Jean Fouquet, 1455, Heures de Simon de Varie, Getty Museum, Malibu

Il décida un peu plus tard d’améliorer son livre d’Heure en commandant au célèbre peintre Jean Fouquet un frontispice montrant la même scène, mais en « bifolium » (diptyque dans un livre) et en perspective [2]. Tout en conservant en apparence sa position d’humilité à la gauche de Marie, Simon se trouve en fait en face d’elle (comme le montre le carrelage continu d’une page à l’autre) et sans prie-dieu de séparation : seul le fond – dais de velours rouge contre mur gris plus lointain de la chapelle – rend honneur aux personnages sacrés.

En même temps que cette intimité accrue avec la Vierge se sont multipliées les marques de personnalisation, grâce auxquelles d’ailleurs François Avril a pu résoudre l’énigme de l’identité du propriétaire [3] :

  • écus aux armes de Simon (trois heaumes, plus tard surchargés par trois fleurs de lys) ;
  • sa devise personelle (Vie a mon desir, une anagramme de son nom) ;
  • sa devise familiale (Plus que iamais).

Autres subtilités (SCOOP !)

La présence des ancolies n’a pas été expliquée : peut être est-elle tout simplement due au caractère variable de ces fleurs, qui ne s’ouvrent pas toutes en même temps. A noter le détail amusant de la chenille, petite créature démoniaque à proximité de la pomme tendue par l’Enfant Jésus, nouvel Adam.
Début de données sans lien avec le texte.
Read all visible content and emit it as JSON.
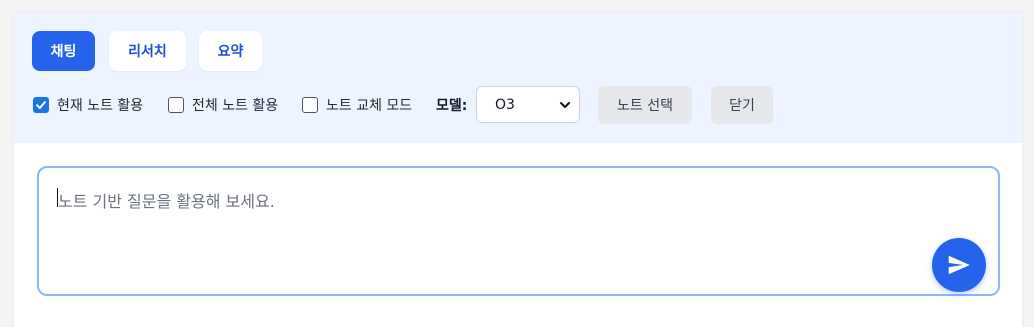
{
  "tabs": [
    {
      "label": "채팅",
      "active": true
    },
    {
      "label": "리서치",
      "active": false
    },
    {
      "label": "요약",
      "active": false
    }
  ],
  "options": {
    "current_note": {
      "label": "현재 노트 활용",
      "checked": true
    },
    "all_notes": {
      "label": "전체 노트 활용",
      "checked": false
    },
    "note_swap": {
      "label": "노트 교체 모드",
      "checked": false
    }
  },
  "model": {
    "label": "모델:",
    "value": "O3"
  },
  "buttons": {
    "select_note": "노트 선택",
    "close": "닫기"
  },
  "input": {
    "placeholder": "노트 기반 질문을 활용해 보세요.",
    "value": ""
  },
  "colors": {
    "accent": "#2563eb",
    "toolbar_bg": "#eef4ff",
    "input_border": "#8ab8f5"
  },
  "icons": {
    "send": "send-icon",
    "check": "check-icon",
    "dropdown": "chevron-down-icon"
  }
}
Noter à ce sujet le parallélisme remarquable entre le geste de Marie couronnée présentant l’Enfant, et de la dame d’honneur en hénin présentant le heaume : comme pour nous faire comprendre que le bras enfantin offrant le fruit est plus puissant que le bras d’acier brandissant l’épée brisée.

Étienne Chevalier en prière devant la vierge (extrait du « Livre d’Heures »)
Fouquet, entre 1452 et 1460, Musée Condé, Chantilly

A cette période, Fouquet a utilisé le même type de vue de profil pour un autre fonctionnaire royal fortuné, Étienne Chevalier, placé cette fois sur la page de gauche (voir Le diptyque d’Etienne)
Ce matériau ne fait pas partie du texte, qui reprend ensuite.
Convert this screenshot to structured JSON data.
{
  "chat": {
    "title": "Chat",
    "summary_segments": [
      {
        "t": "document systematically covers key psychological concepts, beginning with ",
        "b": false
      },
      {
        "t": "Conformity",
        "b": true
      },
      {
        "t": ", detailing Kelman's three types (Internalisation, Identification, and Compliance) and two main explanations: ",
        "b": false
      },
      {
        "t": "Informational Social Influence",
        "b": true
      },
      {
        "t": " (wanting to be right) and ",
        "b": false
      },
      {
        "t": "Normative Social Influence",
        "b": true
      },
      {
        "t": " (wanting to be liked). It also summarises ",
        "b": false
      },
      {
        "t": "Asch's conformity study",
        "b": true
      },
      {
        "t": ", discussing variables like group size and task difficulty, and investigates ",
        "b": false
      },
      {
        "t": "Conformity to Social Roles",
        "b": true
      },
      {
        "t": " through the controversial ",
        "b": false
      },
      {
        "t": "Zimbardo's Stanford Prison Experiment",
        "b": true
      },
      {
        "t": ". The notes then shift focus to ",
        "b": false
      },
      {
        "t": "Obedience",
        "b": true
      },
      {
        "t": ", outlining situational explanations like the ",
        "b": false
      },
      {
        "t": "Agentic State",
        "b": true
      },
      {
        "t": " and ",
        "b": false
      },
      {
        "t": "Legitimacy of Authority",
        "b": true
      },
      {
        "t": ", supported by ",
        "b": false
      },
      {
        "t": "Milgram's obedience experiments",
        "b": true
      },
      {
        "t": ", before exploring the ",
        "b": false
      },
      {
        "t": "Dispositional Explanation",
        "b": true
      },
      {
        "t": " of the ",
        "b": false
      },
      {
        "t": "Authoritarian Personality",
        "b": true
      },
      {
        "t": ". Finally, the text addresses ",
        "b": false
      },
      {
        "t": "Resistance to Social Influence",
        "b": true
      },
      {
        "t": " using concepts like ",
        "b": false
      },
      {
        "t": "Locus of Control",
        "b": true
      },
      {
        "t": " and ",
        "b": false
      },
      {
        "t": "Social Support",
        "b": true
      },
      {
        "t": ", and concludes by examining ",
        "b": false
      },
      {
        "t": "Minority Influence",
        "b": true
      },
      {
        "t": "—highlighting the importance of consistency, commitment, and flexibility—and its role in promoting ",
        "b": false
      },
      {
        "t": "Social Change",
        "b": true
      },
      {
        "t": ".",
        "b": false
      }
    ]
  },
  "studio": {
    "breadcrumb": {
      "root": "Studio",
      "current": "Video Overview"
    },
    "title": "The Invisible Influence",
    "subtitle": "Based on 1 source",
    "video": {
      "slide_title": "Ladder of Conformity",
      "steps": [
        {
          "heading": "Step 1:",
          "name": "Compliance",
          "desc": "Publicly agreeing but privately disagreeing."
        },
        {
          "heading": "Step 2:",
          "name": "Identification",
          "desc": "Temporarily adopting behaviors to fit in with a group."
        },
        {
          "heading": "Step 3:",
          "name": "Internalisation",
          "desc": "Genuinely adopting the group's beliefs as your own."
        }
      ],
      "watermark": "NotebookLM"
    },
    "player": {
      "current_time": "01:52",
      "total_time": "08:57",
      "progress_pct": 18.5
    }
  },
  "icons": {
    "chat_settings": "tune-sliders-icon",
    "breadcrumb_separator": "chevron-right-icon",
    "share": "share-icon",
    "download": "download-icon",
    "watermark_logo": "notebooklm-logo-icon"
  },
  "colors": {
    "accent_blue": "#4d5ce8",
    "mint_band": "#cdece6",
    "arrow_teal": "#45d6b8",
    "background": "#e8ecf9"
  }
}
Guillaume Jouvenel des Ursins
Fouquet, 1460-65, Louvre Paris

Il est probable que ce diptyque peint, dont le panneau droit a été perdu, relevait du même type de composition en vue de profil,

La Vierge au Chancelier Rolin, Van Eyck, vers 1435 Louvre, Paris Horae_ad_usum_Parisiensem,
1480-1520, BNF MS LAT 1161 fol 290r

Dans tous ces cas, la position apparente « à droite de la Vierge » n’est pas une infraction plus ou moins orgueilleuse à la règle héraldique, mais la simple conséquence de la position « de face », en vue de profil.
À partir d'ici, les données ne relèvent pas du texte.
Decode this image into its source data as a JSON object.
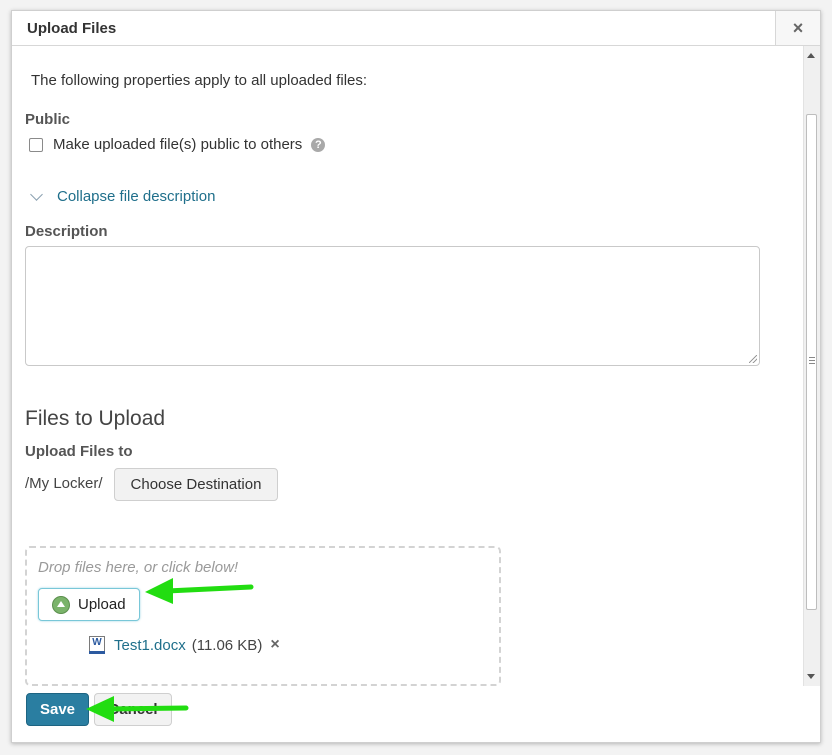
{
  "dialog": {
    "title": "Upload Files",
    "close_symbol": "×"
  },
  "properties": {
    "intro": "The following properties apply to all uploaded files:",
    "public_label": "Public",
    "public_checkbox_label": "Make uploaded file(s) public to others",
    "public_checked": false,
    "help_symbol": "?",
    "collapse_link": "Collapse file description",
    "description_label": "Description",
    "description_value": ""
  },
  "files": {
    "heading": "Files to Upload",
    "upload_to_label": "Upload Files to",
    "path": "/My Locker/",
    "choose_destination": "Choose Destination",
    "drop_hint": "Drop files here, or click below!",
    "upload_button": "Upload",
    "items": [
      {
        "name": "Test1.docx",
        "size": "(11.06 KB)",
        "icon": "word-doc-icon"
      }
    ],
    "remove_symbol": "×"
  },
  "footer": {
    "save": "Save",
    "cancel": "Cancel"
  },
  "colors": {
    "primary_button": "#2a7ea1",
    "link": "#1f6f8b",
    "annotation_arrow": "#22dd11"
  }
}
La Madonne de profil en Italie

Pala Rovelli
Moretto, 1539, Pinacoteca Tosio Martinengo, Brescia

Le grand panneau de gauche a été dédié à la Vierge Génitrice et à Saint Nicolas de Bari par le maître d’école Galeazzo Rovelli et ses élèves, comme l’indique le parchemin déchiré au bas du piédestal.

Une architecture maternalisée

Les différents signes de vieillissement (mosaïque dégradée de l’abside, traînées d’humidité sur le marbre, herbes poussant sur la corniche) doivent probablement être compris selon la rhétorique de l’humilité : tout comme elle a accouché dans une crèche, c’est dans un palais décrépit que la Mère de Dieu vient accueillir les enfants. Elle montre à son fils les deux petits présentés par le Saint et qui portent ses attributs habituels, la mitre et les trois boules dorées. Dans le dos de Saint Nicolas, un troisième est absorbé dans la lecture de son missel, tandis que le quatrième porte un long « cierge », qui fait pendant à la crosse.

Un objet-mystère (SCOOP !)


Sur le globe du sommet fleurissent trois oeillets, faciles à confondre avec les plantes de la corniche – ce qui explique peut-être la présence de celles-ci : rendre le symbole (les trois clous de la Passion dominant la Terre) plus difficile à trouver.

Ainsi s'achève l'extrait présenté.